Earlier she had mentioned trying to contact the bfather over the weekend. But, when I spoke to her today, she said they had not yet tried to contact him. She doesn't seem to think it's going to be too hard to locate him. The question is - how cooperative will he be?
She verified we had indeed been chosen. But, as in any adoption plan, we won't know for sure until after delivery. Apparently, she is concerned about her signing because she has a child already and it may make it harder.
I asked about the due date - she said it was later in the month. For some reason, she doesn't seem to want to tell me the actual due date.
I felt sad this morning. . just thinking about the "what if's". I wasn't feeling as elated as I felt after her message from Friday.
I would just like to know more!
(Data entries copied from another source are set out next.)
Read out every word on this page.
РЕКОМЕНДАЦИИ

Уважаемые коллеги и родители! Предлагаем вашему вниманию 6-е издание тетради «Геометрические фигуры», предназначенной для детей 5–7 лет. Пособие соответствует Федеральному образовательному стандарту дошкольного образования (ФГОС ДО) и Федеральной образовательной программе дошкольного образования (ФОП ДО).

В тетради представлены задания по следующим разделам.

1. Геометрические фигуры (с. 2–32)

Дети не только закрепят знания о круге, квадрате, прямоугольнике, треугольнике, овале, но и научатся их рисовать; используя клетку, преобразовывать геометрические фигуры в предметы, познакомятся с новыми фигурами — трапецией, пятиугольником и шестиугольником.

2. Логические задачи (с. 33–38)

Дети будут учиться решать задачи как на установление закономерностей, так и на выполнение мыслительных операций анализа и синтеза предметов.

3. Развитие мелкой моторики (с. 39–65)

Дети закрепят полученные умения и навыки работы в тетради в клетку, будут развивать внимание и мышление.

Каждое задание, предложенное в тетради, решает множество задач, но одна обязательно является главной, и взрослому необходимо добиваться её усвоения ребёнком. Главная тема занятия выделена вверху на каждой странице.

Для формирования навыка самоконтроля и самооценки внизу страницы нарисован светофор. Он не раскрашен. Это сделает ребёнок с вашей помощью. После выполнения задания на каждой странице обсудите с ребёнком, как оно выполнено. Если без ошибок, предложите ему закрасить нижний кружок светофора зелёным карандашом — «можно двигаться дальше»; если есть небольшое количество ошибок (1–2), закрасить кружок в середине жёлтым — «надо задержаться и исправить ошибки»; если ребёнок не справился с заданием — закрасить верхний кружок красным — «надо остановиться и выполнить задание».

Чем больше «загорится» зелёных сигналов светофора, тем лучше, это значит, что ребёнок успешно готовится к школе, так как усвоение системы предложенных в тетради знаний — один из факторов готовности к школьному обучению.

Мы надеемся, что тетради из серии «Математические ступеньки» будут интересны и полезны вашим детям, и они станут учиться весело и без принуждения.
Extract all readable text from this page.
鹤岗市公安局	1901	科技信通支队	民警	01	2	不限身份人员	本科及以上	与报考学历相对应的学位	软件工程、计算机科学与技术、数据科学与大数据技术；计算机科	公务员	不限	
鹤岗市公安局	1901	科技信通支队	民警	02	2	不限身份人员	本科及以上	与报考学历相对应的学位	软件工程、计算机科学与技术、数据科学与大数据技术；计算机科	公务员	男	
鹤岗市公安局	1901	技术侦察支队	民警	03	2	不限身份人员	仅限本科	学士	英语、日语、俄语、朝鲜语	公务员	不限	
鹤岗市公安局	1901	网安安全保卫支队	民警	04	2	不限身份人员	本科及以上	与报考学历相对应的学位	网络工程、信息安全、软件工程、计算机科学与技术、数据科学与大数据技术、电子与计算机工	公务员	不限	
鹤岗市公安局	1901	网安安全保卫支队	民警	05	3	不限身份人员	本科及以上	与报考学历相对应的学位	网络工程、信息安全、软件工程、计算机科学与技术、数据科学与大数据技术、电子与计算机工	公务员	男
But, I keep reminding myself, had it not been for the bfather risk issue, we wouldn't even know we were chosen.
God has a plan - and I know I can not control it. It's just so hard to let go and wait.
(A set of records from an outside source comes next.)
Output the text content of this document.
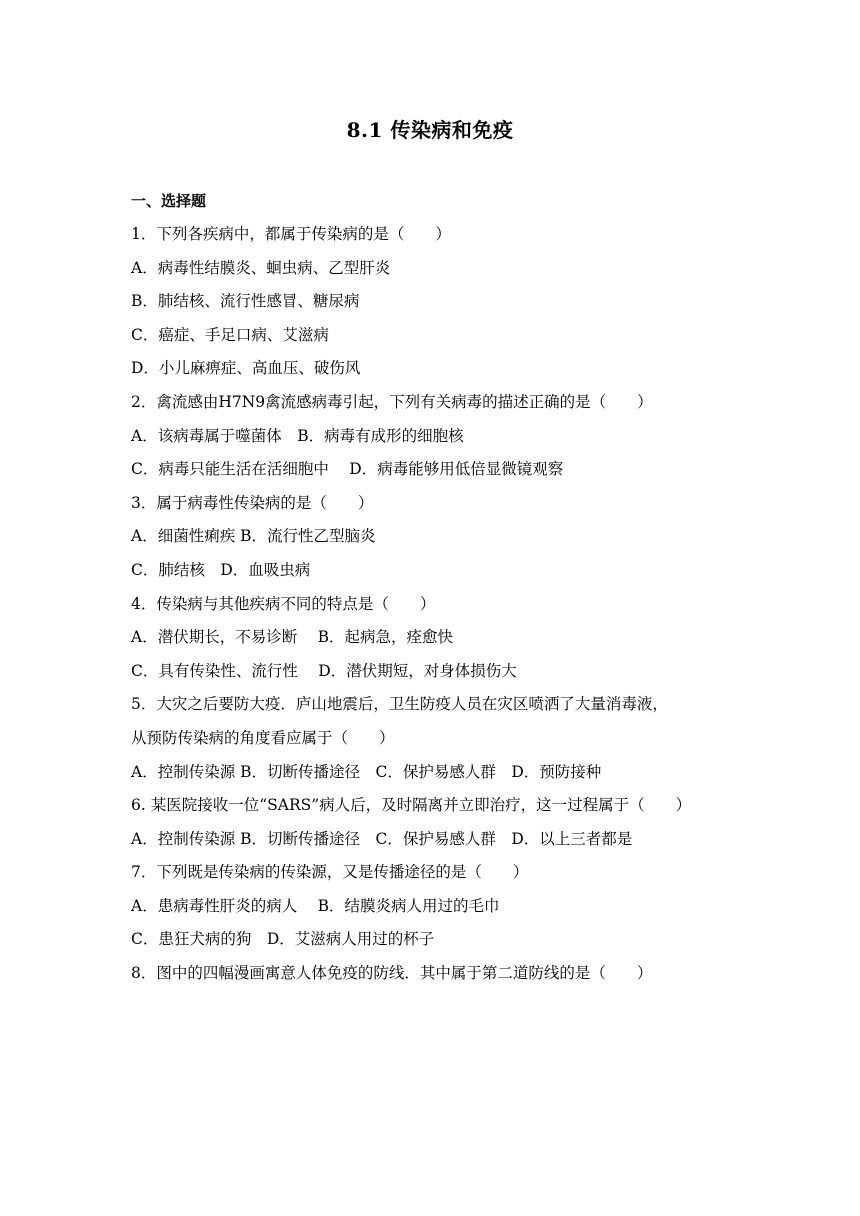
8.1 传染病和免疫
一、选择题
1．下列各疾病中，都属于传染病的是（　　）
A．病毒性结膜炎、蛔虫病、乙型肝炎
B．肺结核、流行性感冒、糖尿病
C．癌症、手足口病、艾滋病
D．小儿麻痹症、高血压、破伤风
2．禽流感由H7N9禽流感病毒引起，下列有关病毒的描述正确的是（　　）
A．该病毒属于噬菌体　B．病毒有成形的细胞核
C．病毒只能生活在活细胞中　 D．病毒能够用低倍显微镜观察
3．属于病毒性传染病的是（　　）
A．细菌性痢疾 B．流行性乙型脑炎
C．肺结核　D．血吸虫病
4．传染病与其他疾病不同的特点是（　　）
A．潜伏期长，不易诊断　 B．起病急，痊愈快
C．具有传染性、流行性　 D．潜伏期短，对身体损伤大
5．大灾之后要防大疫．庐山地震后，卫生防疫人员在灾区喷洒了大量消毒液，
从预防传染病的角度看应属于（　　）
A．控制传染源 B．切断传播途径　C．保护易感人群　D．预防接种
6. 某医院接收一位“SARS”病人后，及时隔离并立即治疗，这一过程属于（　　）
A．控制传染源 B．切断传播途径　C．保护易感人群　D．以上三者都是
7．下列既是传染病的传染源，又是传播途径的是（　　）
A．患病毒性肝炎的病人　 B．结膜炎病人用过的毛巾
C．患狂犬病的狗　D．艾滋病人用过的杯子
8．图中的四幅漫画寓意人体免疫的防线．其中属于第二道防线的是（　　）
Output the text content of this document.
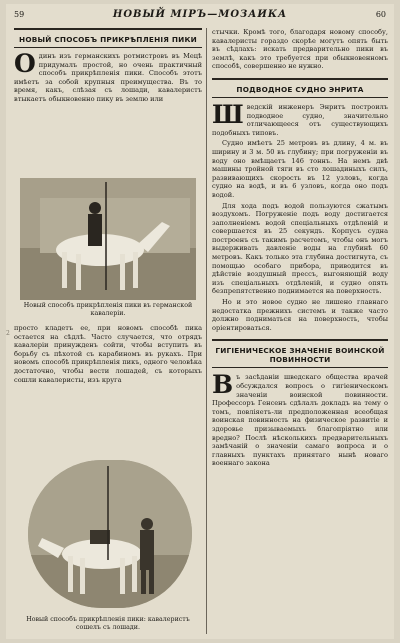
59	НОВЫЙ МІРЪ—МОЗАИКА	60
НОВЫЙ СПОСОБЪ ПРИКРѢПЛЕНІЯ ПИКИ
О динъ изъ германскихъ ротмистровъ въ Мецѣ придумалъ простой, но очень практичный способъ прикрѣпленія пики. Способъ этотъ имѣетъ за собой крупныя преимущества. Въ то время, какъ, слѣзая съ лошади, кавалеристъ втыкаетъ обыкновенно пику въ землю или
Новый способъ прикрѣпленія пики въ германской кавалеріи.
просто кладетъ ее, при новомъ способѣ пика остается на сѣдлѣ. Часто случается, что отрядъ кавалеріи принужденъ сойти, чтобы вступить въ борьбу съ пѣхотой съ карабиномъ въ рукахъ. При новомъ способѣ прикрѣпленія пикъ, одного человѣка достаточно, чтобы вести лошадей, съ которыхъ сошли кавалеристы, изъ круга
Новый способъ прикрѣпленія пики: кавалеристъ сошелъ съ лошади.
стычки. Кромѣ того, благодаря новому способу, кавалеристы гораздо скорѣе могутъ опять быть въ сѣдлахъ: искать предварительно пики въ землѣ, какъ это требуется при обыкновенномъ способѣ, совершенно не нужно.
ПОДВОДНОЕ СУДНО ЭНРИТА
Ш ведскій инженеръ Энритъ построилъ подводное судно, значительно отличающееся отъ существующихъ подобныхъ типовъ.
Судно имѣетъ 25 метровъ въ длину, 4 м. въ ширину и 3 м. 50 въ глубину; при погруженіи въ воду оно вмѣщаетъ 146 тоннъ. На немъ двѣ машины тройной тяги въ сто лошадиныхъ силъ, развивающихъ скорость въ 12 узловъ, когда судно на водѣ, и въ 6 узловъ, когда оно подъ водой.
Для хода подъ водой пользуются сжатымъ воздухомъ. Погруженіе подъ воду достигается заполненіемъ водой спеціальныхъ отдѣленій и совершается въ 25 секундъ. Корпусъ судна построенъ съ такимъ расчетомъ, чтобы онъ могъ выдерживать давленіе воды на глубинѣ 60 метровъ. Какъ только эта глубина достигнута, съ помощью особаго прибора, приводится въ дѣйствіе воздушный прессъ, выгоняющій воду изъ спеціальныхъ отдѣленій, и судно опять безпрепятственно поднимается на поверхность.
Но и это новое судно не лишено главнаго недостатка прежнихъ системъ и также часто должно подниматься на поверхность, чтобы оріентироваться.
ГИГІЕНИЧЕСКОЕ ЗНАЧЕНІЕ ВОИНСКОЙ ПОВИННОСТИ
В ъ засѣданіи шведскаго общества врачей обсуждался вопросъ о гигіеническомъ значеніи воинской повинности. Профессоръ Генсенъ сдѣлалъ докладъ на тему о томъ, повліяетъ-ли предположенная всеобщая воинская повинность на физическое развитіе и здоровье призываемыхъ благопріятно или вредно? Послѣ нѣсколькихъ предварительныхъ замѣчаній о значеніи самаго вопроса и о главныхъ пунктахъ принятаго нынѣ новаго военнаго закона
2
BT and I talked tonight. This is the first time both of us have felt this good about a plan.
Although we know nothing is certain at this time - we feel in our hearts this is the baby for us. I've often heard the expression "Just follow your hearts" .. I hope our hearts are right.
September is going to be a long month.
Oh, I picked out some curtains for the nursery -
* * * * * *
Work is crazy! I can't wait 'til the Back-To-School rush os over. I like the consistency of the school year. Summer is great, much more laid back - but I'm ready for some order.
I did something exciting tonight! I signed up to accept credits cards at the day care center.
We're now accepting Mastercard & Visa!!!!! :-)
5 comments:
I hope this is somewhat encouraging, if I tell you that this swing of emotions is so very normal, dearie. It's normal to have fears and doubts and it will also be normal to have the high swings, too! I always felt like I was going nuts...at any given time, I could go from feeling totally one way during our match, to feeling totally opposite the next.
It's easier said than done to lay it on the altar and to trust that God has all of this in control. I'll be praying for you.
Min
September will be a long month and you have friends waiting with you :) We are praying for you! God will give you peace and rest thru the month but I'm sure you'll still have your moments :)
Love ya! Praying . . .
BTW, those are great curtains! :)
checking in and OH MY GOODNESS... wow. I hope this is the plan... You just never know what God has in store. I'll be anxiously watching.... WOW!!!
The curtains are adorable, winnie the pooh right, it's hard to see... I'm sure you are running on emotion overload right now with super highs and lows... just know that we are all here praying for you! I hope there is comfort in that. (HUG) BIG congrats on accepting mc/visa at the day care!